Apple announces major developments in AI for 3D avatars and language model inference

Apple, a company widely known for its technological advancements, has just announced a milestone in the field of AI innovation with new research.

The Cupertino giant has announced two new research papers that involve creating 3D avatars and enhancing the efficiency of language model inference. Such developments have the potential to create more engaging visual experiences and bring sophisticated AI functionalities to consumer devices like iPhones and iPads, specifically Apple’s newly announced Vision Pro spatial computer.

The first paper presents the idea of using a technique called HUGS (Human Gaussian Splats) which is capable of producing animated 3D avatars from brief monocular videos, that is, videos captured from a single-lens camera.

The lead author for the research paper, Muhammed Kocabas, said: “Our method takes only a monocular video with a small number of (50-100) frames, and it automatically learns to disentangle the static scene and a fully animatable human avatar within 30 minutes.”

HUGS employs the technique of 3D Gaussian splatting for efficient rendering, representing both the human figure and the background environment. This method begins with a foundational human model derived from SMPL, a statistical body shape model. However, HUGS offers flexibility for the Gaussians to vary, which is crucial for capturing intricate details such as clothing and hair.

Using bilinear blend skinning, the AI tool is able to animate the Gaussians realistically thanks to a novel neural deformation module. This process ensures smooth and artifact-free repositioning of the avatar. Kocabas notes that HUGS is adept at generating new poses for humans and new viewpoints for both humans and their surrounding scenes.

According to the research paper, HUGS is 100 faster at training and rendering compared to current generation avatar creation models. It can create photorealistic results after about 30 minutes of processing on a gaming-grade GPU. In terms of 3D reconstruction quality is also able to outperform top-of-the-line techniques such as Vid2Avatar and NeuMan.

Solving the Memory Problem in AI Inference

The second paper from Apple discusses the problem of running Large Language Models (LLMs) like GPT 4 on devices with low memory. This is particularly challenging as modern LLMs run on billions of parameters, which can be taxing for computer hardware.

The paper proposes minimizing the data transfer from flash storage into scarce DRAM during inference. The paper’s lead author Keivan Alizadeh explained: “Our method involves constructing an inference cost model that harmonizes with the flash memory behavior, guiding us to optimize in two critical areas: reducing the volume of data transferred from flash and reading data in larger, more contiguous chunks.”
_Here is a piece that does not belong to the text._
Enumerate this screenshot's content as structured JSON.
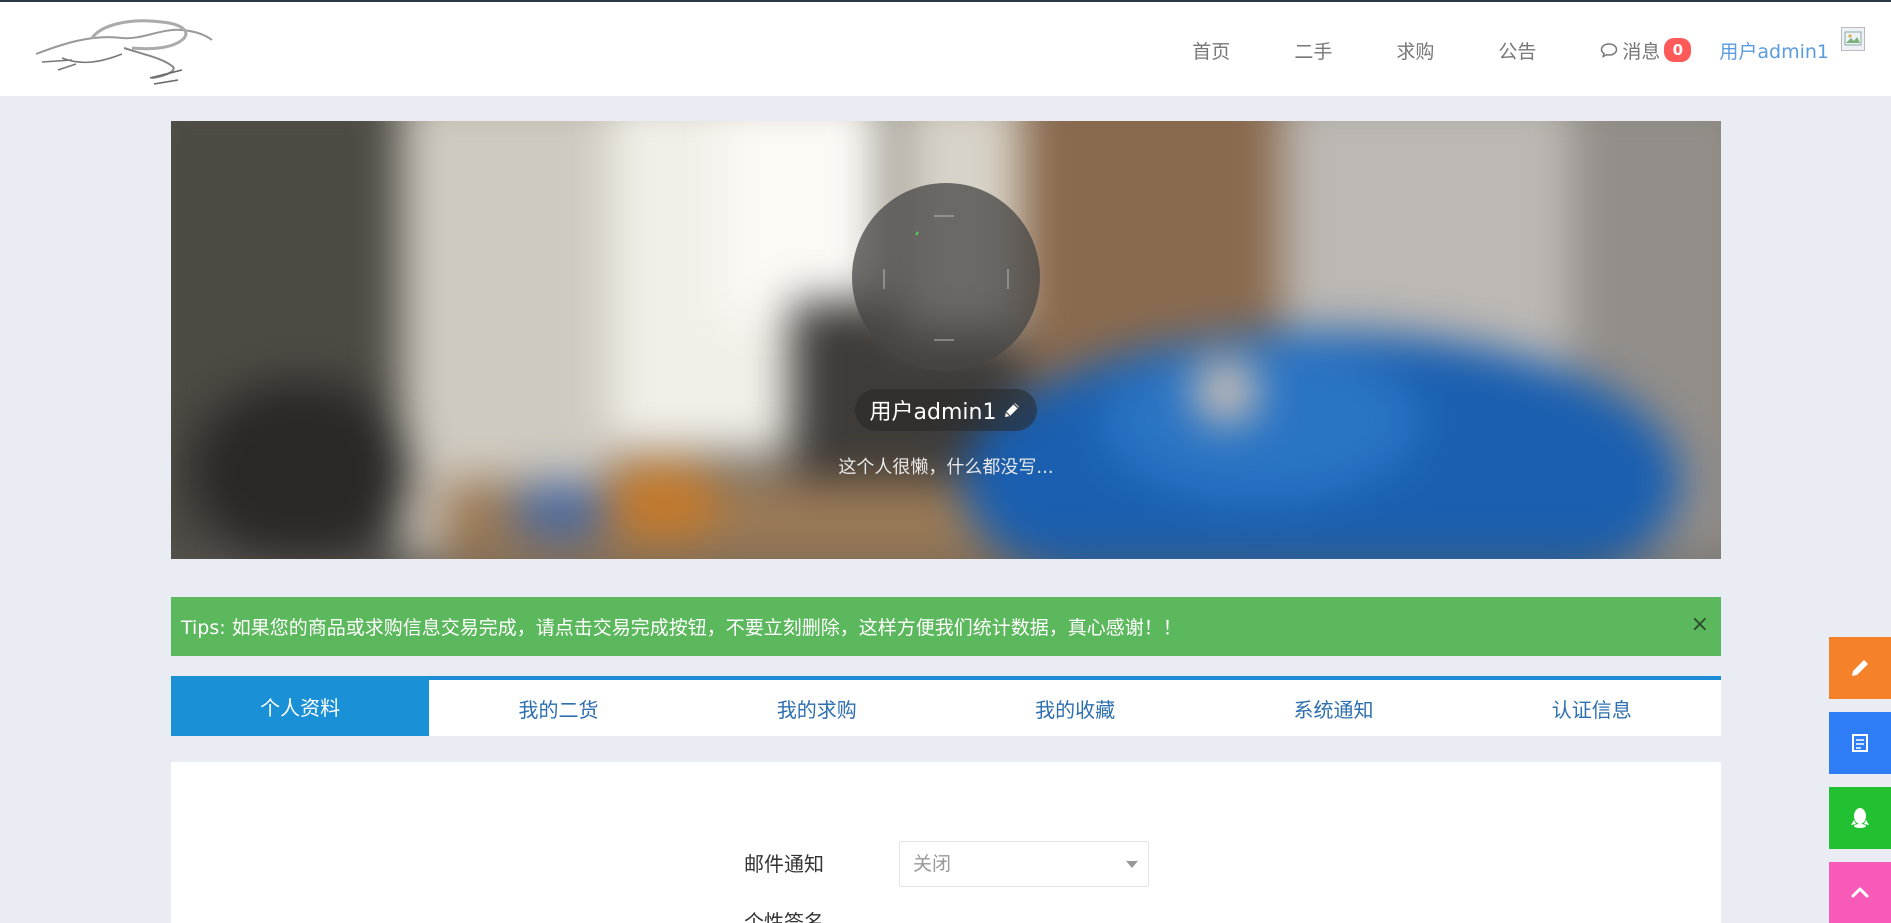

The research introduces two key methods: “Windowing” and “row-column bundling.” Windowing involves recycling activations from recent inferences, and row-column bundling enables reading larger data blocks by collectively storing rows and columns. These techniques have been shown to significantly enhance performance. On an Apple M1 Max CPU, they achieve an inference latency improvement of 4-5 times compared to basic loading methods. When applied to a GPU, the speed enhancement is even more pronounced, reaching a factor of 20-25 times.

The paper’s co-author Mehrdad Farajtabar said:

“This breakthrough is particularly crucial for deploying advanced LLMs in resource-limited environments, thereby expanding their applicability and accessibility.”

This technique could soon allow consumer devices such as smartphones and laptops to run LLMs natively, meaning they would no longer require an internet connection to run AI like ChatGPT.